Could one still construct the remaining data points solely using the correlation with the other sample?
My idea would be to look at the relative differences in the known sample and compensate by the correlation. Could this work? Thanks for any assistance.

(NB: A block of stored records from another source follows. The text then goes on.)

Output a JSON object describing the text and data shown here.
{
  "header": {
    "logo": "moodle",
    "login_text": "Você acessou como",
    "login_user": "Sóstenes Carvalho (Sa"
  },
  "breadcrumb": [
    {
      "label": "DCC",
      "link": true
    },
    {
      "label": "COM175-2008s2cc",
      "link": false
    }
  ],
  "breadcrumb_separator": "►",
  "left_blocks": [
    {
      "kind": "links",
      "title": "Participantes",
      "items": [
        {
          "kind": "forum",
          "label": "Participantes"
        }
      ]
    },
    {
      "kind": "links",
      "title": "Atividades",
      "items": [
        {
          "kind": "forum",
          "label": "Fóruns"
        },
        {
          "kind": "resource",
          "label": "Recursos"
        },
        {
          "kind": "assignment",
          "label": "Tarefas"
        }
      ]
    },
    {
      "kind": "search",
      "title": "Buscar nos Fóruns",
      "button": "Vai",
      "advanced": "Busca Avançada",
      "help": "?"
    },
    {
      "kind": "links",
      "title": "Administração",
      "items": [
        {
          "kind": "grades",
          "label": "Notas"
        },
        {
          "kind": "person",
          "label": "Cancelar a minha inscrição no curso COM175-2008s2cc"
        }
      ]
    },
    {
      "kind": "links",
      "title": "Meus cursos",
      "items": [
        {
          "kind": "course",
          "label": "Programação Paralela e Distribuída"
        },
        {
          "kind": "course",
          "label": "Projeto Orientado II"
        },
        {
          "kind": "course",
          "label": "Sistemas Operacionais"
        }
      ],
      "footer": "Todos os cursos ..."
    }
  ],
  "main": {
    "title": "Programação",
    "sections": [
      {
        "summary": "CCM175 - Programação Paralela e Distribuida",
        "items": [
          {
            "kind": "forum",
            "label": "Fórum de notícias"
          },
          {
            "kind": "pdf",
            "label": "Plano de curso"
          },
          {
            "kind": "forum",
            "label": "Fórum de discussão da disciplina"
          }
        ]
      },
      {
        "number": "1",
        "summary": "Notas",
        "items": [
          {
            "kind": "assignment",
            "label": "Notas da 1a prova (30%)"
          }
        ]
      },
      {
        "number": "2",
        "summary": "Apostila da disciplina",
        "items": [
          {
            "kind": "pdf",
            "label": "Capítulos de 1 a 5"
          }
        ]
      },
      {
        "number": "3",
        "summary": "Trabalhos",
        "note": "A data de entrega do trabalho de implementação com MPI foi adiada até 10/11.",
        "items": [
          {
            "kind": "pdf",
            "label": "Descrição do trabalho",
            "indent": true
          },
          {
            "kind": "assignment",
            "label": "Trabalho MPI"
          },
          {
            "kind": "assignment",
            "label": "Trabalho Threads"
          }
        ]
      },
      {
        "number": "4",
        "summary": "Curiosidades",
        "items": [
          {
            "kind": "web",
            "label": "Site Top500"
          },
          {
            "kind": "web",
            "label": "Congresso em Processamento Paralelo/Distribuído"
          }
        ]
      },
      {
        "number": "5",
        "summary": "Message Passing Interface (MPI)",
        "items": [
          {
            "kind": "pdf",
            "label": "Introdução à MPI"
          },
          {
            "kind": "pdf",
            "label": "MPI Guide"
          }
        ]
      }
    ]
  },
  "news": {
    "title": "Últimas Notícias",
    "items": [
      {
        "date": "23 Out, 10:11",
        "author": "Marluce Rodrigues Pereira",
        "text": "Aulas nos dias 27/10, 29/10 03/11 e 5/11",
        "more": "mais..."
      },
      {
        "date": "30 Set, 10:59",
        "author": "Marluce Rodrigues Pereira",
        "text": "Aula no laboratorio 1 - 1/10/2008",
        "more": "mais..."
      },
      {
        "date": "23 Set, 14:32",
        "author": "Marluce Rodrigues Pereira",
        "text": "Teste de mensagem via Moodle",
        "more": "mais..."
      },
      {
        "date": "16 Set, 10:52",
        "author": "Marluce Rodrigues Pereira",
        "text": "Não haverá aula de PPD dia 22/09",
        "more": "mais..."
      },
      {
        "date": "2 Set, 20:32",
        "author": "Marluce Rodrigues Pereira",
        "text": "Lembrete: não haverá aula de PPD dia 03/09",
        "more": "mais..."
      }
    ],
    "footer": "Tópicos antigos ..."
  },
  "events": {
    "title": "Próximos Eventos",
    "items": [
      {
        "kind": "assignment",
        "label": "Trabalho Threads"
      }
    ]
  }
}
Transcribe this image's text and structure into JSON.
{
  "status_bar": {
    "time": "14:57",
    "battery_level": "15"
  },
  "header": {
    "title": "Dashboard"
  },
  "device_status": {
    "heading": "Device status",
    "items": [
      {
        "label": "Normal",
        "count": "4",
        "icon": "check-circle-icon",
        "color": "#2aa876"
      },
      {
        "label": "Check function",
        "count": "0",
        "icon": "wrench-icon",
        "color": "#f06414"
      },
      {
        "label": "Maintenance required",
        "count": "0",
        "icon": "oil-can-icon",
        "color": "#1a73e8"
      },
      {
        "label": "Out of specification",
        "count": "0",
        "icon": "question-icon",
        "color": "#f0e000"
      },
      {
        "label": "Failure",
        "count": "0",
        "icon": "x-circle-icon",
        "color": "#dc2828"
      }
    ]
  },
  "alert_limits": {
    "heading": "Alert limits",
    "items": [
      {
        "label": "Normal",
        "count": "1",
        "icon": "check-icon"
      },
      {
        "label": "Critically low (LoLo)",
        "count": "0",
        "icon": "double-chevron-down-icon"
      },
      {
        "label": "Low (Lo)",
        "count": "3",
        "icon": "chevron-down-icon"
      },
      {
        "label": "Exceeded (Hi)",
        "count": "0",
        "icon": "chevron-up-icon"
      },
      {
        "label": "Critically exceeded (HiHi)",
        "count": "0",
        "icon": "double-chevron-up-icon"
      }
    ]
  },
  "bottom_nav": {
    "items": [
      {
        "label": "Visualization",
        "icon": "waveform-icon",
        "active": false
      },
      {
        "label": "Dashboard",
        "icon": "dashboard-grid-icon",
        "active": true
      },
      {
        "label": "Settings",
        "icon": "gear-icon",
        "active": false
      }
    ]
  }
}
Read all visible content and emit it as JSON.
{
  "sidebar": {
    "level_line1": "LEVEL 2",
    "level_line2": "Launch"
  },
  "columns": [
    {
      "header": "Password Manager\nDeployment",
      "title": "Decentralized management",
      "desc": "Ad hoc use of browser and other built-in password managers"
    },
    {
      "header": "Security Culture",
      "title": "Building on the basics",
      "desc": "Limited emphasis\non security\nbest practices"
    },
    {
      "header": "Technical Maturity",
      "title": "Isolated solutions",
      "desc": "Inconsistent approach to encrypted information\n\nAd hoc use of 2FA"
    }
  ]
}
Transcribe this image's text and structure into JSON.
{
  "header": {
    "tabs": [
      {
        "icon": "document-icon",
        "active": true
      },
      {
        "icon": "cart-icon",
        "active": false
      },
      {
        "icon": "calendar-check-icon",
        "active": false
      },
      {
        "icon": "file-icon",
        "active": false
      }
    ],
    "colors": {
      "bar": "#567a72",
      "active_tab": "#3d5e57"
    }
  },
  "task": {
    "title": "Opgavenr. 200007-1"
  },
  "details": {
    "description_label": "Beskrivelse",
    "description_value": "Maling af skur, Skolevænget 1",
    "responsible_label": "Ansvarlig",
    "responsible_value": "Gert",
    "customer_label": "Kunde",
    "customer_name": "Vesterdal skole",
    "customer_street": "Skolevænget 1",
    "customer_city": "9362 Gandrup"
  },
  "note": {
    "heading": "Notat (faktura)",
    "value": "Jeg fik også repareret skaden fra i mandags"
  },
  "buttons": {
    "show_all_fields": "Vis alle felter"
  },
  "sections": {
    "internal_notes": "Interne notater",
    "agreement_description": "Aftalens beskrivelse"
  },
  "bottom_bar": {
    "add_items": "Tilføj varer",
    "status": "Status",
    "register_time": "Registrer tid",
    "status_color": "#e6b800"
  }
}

Use the formula for the correlation coefficient to generate an equation:$$\overline r=\large{\frac{\sum_{i=1}^{n}\left(x_{i}-\overline{x}\right)\left(y_{i}-\overline{y}\right)}{\sqrt{\sum_{i=1}^{n}\left(x_{i}-\overline{x}\right)^2\sum_{i=1}^{n}\left(y_{i} - \overline{y} \right)^2}}}$$
Suppose you have three data points :
$\begin{array}{|c|c|c|c|} \hline x&1&3&5 \\ \hline y&2 & & \\ \hline\end{array}$
And the desired value for $\overline r$ is $0.9$.
The equation becomes
$0.9=\large{\frac{(-2)\cdot \left( 2-\frac{1}{3}\cdot (2+y_2+y_3)\right)+(0)\cdot \left( y_2-\frac{1}{3}\cdot (2+y_2+y_3)\right)+(2)\cdot \left( y_3-\frac{1}{3}\cdot (2+y_2+y_3)\right)}{\left( (-2)^2+0^2+2^2\right) \cdot \left( \left(2-\frac{1}{3}\cdot (2+y_2+y_3) \right)^2+\left(y_2-\frac{1}{3}\cdot (2+y_2+y_3) \right)^2+\left( y_3-\frac{1}{3}\cdot (2+y_2+y_3)\right)^2\right)}}$
This equation has $\texttt{more than one}$ solution and it is not easy to solve. But in general it is possible.